On October 14, 2011, Representative Brian Bilbray (R-CA) introduced H.R. 3203, the “Novel Device Regulatory Relief Act of 2011.” This bill intends to amend section 513(f) of the Federal Food, Drug, and Cosmetic Act (“FDC Act”) to expedite the process for requesting de novo classification of a device. The de novo review process is a compromise between the 510(k) clearance process and the more rigorous premarket application (“PMA”) approval process, generally reserved for higher risk devices. It was added to the FDC Act to address novel devices that lack a predicate device but pose only a low to moderate risk, making them ill-suited to the PMA process.
Unfortunately, the current statutory requirements for the de novo process make it difficult and burdensome for both industry and FDA. The statute currently requires that, before submitting a petition for de novo classification to classify a device into class I or II, the manufacturer must submit a 510(k) notification to FDA and await a determination that the device is not substantially equivalent (“NSE”) and therefore classified into class III, even if the manufacturer knows there is no appropriate predicate.
Representative Bilbray’s proposal would eliminate this often unnecessary step by allowing a request “without regard to whether such person has received written notice of classification into class III . . . .” In other words, if a manufacturer knows there is no appropriate predicate for a proposed moderate- to low-risk device, the manufacturer could skip the 510(k) process and submit a de novo petition first. Of course, it would probably be desirable for the manufacturer to have an understanding with FDA that a de novo petition is the best approach. Thus, there will be a need for advance discussions. Nonetheless, this simple change would give FDA more flexibility.

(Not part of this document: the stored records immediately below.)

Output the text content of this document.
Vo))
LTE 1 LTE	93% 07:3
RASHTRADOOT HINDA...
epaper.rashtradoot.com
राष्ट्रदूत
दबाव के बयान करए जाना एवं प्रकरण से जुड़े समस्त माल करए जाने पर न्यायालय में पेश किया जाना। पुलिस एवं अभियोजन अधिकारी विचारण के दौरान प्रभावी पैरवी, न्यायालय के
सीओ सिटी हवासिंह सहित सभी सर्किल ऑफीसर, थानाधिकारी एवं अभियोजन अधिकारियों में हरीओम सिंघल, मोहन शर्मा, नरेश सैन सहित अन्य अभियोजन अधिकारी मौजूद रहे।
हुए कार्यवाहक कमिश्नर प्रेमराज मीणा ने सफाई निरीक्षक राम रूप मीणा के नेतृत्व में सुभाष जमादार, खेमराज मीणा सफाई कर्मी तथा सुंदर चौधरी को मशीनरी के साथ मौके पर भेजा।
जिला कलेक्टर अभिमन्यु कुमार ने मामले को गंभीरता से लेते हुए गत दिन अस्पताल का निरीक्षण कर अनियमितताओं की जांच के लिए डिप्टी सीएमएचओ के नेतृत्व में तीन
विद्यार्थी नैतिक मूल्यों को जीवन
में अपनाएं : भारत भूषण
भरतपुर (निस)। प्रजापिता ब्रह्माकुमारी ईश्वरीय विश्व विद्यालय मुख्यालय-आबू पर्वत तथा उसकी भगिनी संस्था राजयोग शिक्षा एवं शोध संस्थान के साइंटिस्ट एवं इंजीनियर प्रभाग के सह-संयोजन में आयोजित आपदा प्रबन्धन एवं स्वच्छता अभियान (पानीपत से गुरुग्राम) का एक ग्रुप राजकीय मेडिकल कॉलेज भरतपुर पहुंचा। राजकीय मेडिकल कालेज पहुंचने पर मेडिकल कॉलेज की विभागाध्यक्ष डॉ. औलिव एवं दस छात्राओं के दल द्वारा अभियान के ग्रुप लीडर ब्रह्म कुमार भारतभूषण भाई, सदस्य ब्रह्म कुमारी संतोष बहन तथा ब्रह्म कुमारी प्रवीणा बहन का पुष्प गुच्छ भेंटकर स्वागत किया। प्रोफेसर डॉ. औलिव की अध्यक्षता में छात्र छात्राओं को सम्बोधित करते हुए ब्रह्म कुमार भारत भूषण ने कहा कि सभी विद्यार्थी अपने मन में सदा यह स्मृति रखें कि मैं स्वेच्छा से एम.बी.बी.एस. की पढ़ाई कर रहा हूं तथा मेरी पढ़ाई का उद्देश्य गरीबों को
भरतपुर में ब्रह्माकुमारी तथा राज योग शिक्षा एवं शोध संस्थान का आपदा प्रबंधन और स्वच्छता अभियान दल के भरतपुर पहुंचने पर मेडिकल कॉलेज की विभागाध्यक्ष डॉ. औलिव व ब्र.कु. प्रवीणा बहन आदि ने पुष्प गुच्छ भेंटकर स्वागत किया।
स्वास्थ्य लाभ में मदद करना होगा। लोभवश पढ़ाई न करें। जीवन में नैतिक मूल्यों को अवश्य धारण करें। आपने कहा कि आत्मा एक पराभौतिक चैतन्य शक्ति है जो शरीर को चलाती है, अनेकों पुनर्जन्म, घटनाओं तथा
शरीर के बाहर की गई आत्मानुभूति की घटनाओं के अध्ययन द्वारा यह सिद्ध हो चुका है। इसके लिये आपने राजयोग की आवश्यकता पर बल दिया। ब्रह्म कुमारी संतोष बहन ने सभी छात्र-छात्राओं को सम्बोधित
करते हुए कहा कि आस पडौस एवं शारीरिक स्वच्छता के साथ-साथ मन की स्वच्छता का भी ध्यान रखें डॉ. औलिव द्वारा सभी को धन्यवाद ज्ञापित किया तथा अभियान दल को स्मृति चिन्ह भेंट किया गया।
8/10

This provision should be non-controversial, and acceptable to both industry and FDA. As discussed in our previous blog post, FDA recently issued a Draft Guidance revising the de novo classification process in an attempt to make the process more efficient. Given the current statutory language, however, FDA was constrained to continue to require a 510(k) filing. Representative Bilbray’s language would do away with this requirement, potentially making the de novo process more appealing to both FDA and industry.